Tag: Tumor

  • Teen Dies From Rare Brain Tumor After Unusual Symptoms; Heartbroken Mom Urges Others To Recognize Signs

    Teen Dies From Rare Brain Tumor After Unusual Symptoms; Heartbroken Mom Urges Others To Recognize Signs

    When 12-year-old Jody tripped and fell multiple times, had trouble walking straight, and struggled to fasten her shirt buttons, her mother never suspected it could be a sign of something serious—until doctors delivered the devastating news of a rare brain tumor.

    After years of battling the disease, Jody passed away in 2022, at the age of 16, and her heartbroken mother, Sarah Levett, from Surrey in South East England, now raises awareness about the condition, hoping that parents could spot the signs as soon as possible.

    Levett, who is organizing a fundraiser next month for the Brain Tumor Charity in her daughter’s memory, says she does it so no other parent or child has to endure the unimaginable heartbreak they experienced.

    When Jody first experienced symptoms like migraines, difficulty with balance, and frustration that led to screaming fits, Levett thought it might be related to her autism. But during a check-up, doctors discovered that Jody was in the advanced stages of a rare brain tumor.

    “It was absolutely terrifying.

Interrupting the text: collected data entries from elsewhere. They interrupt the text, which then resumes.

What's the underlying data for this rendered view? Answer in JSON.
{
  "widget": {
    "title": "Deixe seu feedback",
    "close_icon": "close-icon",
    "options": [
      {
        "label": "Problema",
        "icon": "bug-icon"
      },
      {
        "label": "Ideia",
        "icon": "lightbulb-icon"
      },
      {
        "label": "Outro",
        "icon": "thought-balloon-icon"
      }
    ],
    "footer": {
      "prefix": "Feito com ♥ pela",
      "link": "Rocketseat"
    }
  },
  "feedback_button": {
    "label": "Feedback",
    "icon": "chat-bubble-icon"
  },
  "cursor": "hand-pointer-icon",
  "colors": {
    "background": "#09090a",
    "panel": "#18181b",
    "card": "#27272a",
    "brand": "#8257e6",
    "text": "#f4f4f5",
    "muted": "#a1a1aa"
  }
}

As the doctor spoke about how big the tumor was, I couldn’t take it all in,” Levett recollected the moments following the diagnosis.

    “I just wanted it gone. But I tried as hard as I could to hide how scared I was, as Jody was so young. I didn’t want her to worry – in fact, she was more bothered about the fact she was unable to go to school. She started bumping into things, like a wheelie bin on the pavement, only a few months before the diagnosis,” she said.

    Jody underwent treatment for around 10 months, including a surgery that removed 80% of the tumor, followed by chemotherapy and radiotherapy until she was stable. However, a year later, a follow-up scan revealed that the tumor had returned.

    As Jody’s condition rapidly declined, she underwent four more surgeries and doctors discovered a brain bleed before she tragically died.

    “The main aim [of the fundraiser] is to continue the awareness of brain tumors and changes needed, and the lack of mental health support for bereaved parents. I know there’s a lot of strain on healthcare at the moment, but I really don’t want any other parents or children to have to go through the unimaginable heartbreak like we have done,” Levett said.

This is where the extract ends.